Na inwerkingtreding van de wijziging van de Tijdelijke wet Groningen worden vrijwel5 alle kosten voor het afhandelen van de versterking en schadeafhandeling via een heffing verhaald. Zoals aangegeven in de brief van 31 maart jl. (Kamerstuk 33 529, nr. 866) wordt er streng op toegezien dat alle kosten die bij NAM in rekening kunnen worden gebracht, ook in rekening zullen worden gebracht. De mogelijkheid dat de huidige discussies met NAM over facturen en heffingen uitmonden in juridische procedures is reëel. Dit betreft zowel bezwaar- en beroepsprocedures betreffende de te nemen heffingsbesluiten als arbitrage over facturen die verzonden zijn vóór inwerkingtreding van de Tijdelijke wet Groningen en de thans in behandeling zijnde toevoeging daarop voor de versterkingsoperatie. Het kabinet bereidt zich daarop voor en zal daarbij geen juridisch middel onbenut laten. Het standpunt van het kabinet daarin is dat NAM alle in rekening gebrachte kosten dient te betalen omdat al deze kosten zijn gemaakt in verband met de versterking en schadeafhandeling.

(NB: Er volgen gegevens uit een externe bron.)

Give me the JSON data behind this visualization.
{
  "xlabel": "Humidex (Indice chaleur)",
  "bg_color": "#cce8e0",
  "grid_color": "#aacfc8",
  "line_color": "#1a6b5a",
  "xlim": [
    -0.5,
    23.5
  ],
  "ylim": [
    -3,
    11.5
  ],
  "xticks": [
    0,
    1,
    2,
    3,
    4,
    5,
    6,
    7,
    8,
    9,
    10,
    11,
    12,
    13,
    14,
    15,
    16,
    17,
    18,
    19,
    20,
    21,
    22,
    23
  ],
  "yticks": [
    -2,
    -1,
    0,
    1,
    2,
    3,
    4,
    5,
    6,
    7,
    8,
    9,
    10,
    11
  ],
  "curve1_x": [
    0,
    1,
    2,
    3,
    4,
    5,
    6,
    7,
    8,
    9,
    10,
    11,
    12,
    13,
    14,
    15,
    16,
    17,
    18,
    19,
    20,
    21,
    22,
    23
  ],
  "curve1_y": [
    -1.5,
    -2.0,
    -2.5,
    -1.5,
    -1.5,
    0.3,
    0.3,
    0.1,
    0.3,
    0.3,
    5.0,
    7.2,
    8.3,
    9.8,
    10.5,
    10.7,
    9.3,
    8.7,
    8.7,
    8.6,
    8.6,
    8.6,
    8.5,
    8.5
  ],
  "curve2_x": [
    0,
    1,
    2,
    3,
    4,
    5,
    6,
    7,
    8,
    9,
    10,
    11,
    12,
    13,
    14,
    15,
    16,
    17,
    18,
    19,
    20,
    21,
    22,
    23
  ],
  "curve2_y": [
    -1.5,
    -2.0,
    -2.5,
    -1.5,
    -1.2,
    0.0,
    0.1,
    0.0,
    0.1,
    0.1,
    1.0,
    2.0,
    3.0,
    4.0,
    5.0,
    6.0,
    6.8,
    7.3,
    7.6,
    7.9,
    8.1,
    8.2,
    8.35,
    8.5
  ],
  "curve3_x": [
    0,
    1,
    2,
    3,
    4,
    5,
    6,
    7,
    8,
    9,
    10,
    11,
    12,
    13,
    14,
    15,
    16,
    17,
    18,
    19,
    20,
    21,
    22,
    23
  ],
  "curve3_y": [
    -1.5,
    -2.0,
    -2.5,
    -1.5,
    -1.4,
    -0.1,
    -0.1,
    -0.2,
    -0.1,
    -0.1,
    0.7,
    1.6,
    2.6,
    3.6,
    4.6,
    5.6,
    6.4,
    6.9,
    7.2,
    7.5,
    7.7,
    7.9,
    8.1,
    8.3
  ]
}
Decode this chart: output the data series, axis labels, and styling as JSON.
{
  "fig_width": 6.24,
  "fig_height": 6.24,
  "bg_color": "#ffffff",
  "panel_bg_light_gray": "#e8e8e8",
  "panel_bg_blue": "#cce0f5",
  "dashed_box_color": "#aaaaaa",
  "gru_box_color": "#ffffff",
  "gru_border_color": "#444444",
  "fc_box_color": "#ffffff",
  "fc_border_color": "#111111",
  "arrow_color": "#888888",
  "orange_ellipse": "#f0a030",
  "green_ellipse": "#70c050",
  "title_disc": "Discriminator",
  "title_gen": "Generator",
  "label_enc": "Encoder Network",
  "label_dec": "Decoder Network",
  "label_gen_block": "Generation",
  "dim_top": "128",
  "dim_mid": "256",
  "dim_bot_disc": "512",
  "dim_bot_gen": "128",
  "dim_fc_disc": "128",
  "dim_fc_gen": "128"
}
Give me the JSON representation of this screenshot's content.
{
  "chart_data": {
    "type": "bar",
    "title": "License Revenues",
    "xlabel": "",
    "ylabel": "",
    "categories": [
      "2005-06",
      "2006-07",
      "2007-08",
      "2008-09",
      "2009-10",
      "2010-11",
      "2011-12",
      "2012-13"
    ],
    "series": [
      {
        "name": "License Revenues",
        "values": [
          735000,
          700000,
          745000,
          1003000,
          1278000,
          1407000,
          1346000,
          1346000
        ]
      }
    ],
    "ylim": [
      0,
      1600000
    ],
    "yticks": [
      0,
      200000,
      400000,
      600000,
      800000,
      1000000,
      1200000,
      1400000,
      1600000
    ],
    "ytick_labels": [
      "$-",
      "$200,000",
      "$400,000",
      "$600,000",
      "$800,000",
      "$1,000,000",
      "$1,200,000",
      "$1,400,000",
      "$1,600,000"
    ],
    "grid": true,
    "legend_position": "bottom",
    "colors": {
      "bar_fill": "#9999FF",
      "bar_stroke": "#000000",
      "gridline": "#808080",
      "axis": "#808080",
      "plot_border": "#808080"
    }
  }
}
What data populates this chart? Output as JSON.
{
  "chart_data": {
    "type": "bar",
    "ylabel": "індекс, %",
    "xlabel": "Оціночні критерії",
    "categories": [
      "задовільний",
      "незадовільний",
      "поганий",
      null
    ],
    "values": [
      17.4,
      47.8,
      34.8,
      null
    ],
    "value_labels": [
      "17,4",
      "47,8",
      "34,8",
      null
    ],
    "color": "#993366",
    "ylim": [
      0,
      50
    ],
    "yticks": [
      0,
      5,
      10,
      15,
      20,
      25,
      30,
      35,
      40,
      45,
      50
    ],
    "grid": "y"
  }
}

Voor de kosten van een aantal regelingen rondom de versterking geldt de wettelijke heffing overigens niet. Het gaat om de kosten die voortvloeien uit de beleidsregels voor infrastructuur, industrie en nieuwbouw. Hier is gekozen voor beleidsregels in plaats van een wettelijke regeling, omdat op deze manier NAM zo snel mogelijk definitief op afstand kon worden gezet (Kamerstuk 33 529, nr. 866). Voor deze regelingen geldt dat de kosten ervan ook op grond van een betalingsafspraak door middel van facturen in rekening worden gebracht bij NAM. Indien NAM vindt dat een deel van deze kosten op grond van de overeenkomsten niet aan NAM doorbelast kan worden, kan NAM een arbitrageprocedure starten.

Het opleggen van een aanvullende heffing

De motie van uw Kamer vraagt om een heffing op oliebedrijven te onderzoeken voor de kosten die NAM niet wil vergoeden. Uit het voorgaande volgt dat vrijwel6 alle kosten van het IMG voor de schadeafhandeling en van de Nationaal Coördinator Groningen (NCG) voor de versterkingsoperatie en de kosten van hun voorgangers, bij NAM in rekening worden gebracht middels facturen of heffingen.

Naar aanleiding van de motie is gekeken naar een heffing voor andere kosten dan schadeafhandeling of versterking. Ten aanzien van de beslissing welke kosten in rekening worden gebracht bij de NAM is het belangrijkste criterium dat de kosten moeten dienen ter bestrijding van de nadelige gevolgen van de gaswinning uit het Groningenveld, die in voldoende nauw verband staan met de verantwoordelijkheid of het handelen van NAM en niet aan een ander kunnen worden toegerekend. Dit uitgangspunt is in lijn met het bijgevoegde advies van de Landsadvocaat7.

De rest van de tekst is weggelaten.